We also have a striking belief in the importance of a decent public culture. We have the finest broadcaster in the world, the BBC, and it was founded by a Scot in 1926. In communist eastern Europe, people listened to the World Service secretly, for real news rather than propaganda. The last Labour government also gave us free museums – and again, we have some of the finest in the world. Free museums aren’t typical: they’re exceptional. They have, in only 13 years, become another thing we all share as citizens.
I know our welfare state is much more threadbare than it was: I hate what this UK government is doing to it as much as any Yes voter. But I also know that Britain, a large country with a currency of its own and very slowly-maturing debt, had a choice in 2010. We had the option of running a looser fiscal policy than we did. A country of five million, without its own currency, doesn’t necessarily have the same fiscal options and can’t follow that particular path so easily.
More than that, I also know it’s happening to people in Gateshead and Glamorgan, just as much as Glasgow – and in fact, it’s happening more to people in Gateshead, because they don’t have devolution. And I believe in solidarity: I want to see us standing together for a better Britain – not turning away from each other, and still less entering some kind of race to undercut each other to attract the multinationals. The Salmond vision of corporation tax cuts to beggar the neighbours holds no charms for me. I want the bonds of solidarity widened, not narrowed.
The better option is to support greater devolution to Scotland, including serious fiscal devolution, to allow social democracy to be pursued there while preserving the best principles of the British safety net: social security transfers, smoothing of the spending impact of the economic cycle and guarantees of the ability to provide a common standard of services for common levels of taxation, whatever happens in future. That would allow Scotland to be a shining example of what social democracy could do – one for the rest of the UK to emulate.

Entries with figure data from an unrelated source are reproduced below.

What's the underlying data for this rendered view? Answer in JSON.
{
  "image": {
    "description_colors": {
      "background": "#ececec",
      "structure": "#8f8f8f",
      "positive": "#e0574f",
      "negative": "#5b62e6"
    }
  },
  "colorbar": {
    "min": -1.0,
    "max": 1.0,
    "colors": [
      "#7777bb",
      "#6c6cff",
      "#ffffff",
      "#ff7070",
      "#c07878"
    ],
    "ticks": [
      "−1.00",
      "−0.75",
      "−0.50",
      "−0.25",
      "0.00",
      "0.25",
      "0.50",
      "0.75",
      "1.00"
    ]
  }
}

Ideally, in fact, I’d have a federal state, with an elected second chamber to keep Whitehall in check and powerful legislatures within England to counterbalance the pull of the south east. With Scotland in the UK, that becomes much more likely: and wouldn’t it be appropriate if the country which did so much to create Britain before 1707 did the same in 2014?
Finally …
Without Scotland, Great Britain wouldn’t exist, and the UK would be vastly poorer for it. The most influential country of five million in the whole world would be leaving the most successful multinational state in history. Ties of family would weaken. Individuals would have to make painful choices about who they were, where they came from and how they chose to identify themselves.
It isn’t true that most Scots reject Britishness as an identity. It might be subsidiary, or used at some times and not others, but it’s there nonetheless. And that’s true for all the nations of Britain. We don’t always know exactly how our different layers of identity relate to each other, but then we haven’t needed to. Vagueness about identity is a British trait – not necessarily a flaw.
Voters in Scotland: rightly, the choice is yours alone. Please don’t make us all choose. Please don’t turn away from all the things we’ve done, enjoyed, suffered and endured together. Please don’t separate my father’s country from my mother’s. Please don’t place my English aunt in Scotland and my Scottish grandparents in England on opposite sides of an international border. Please vote No.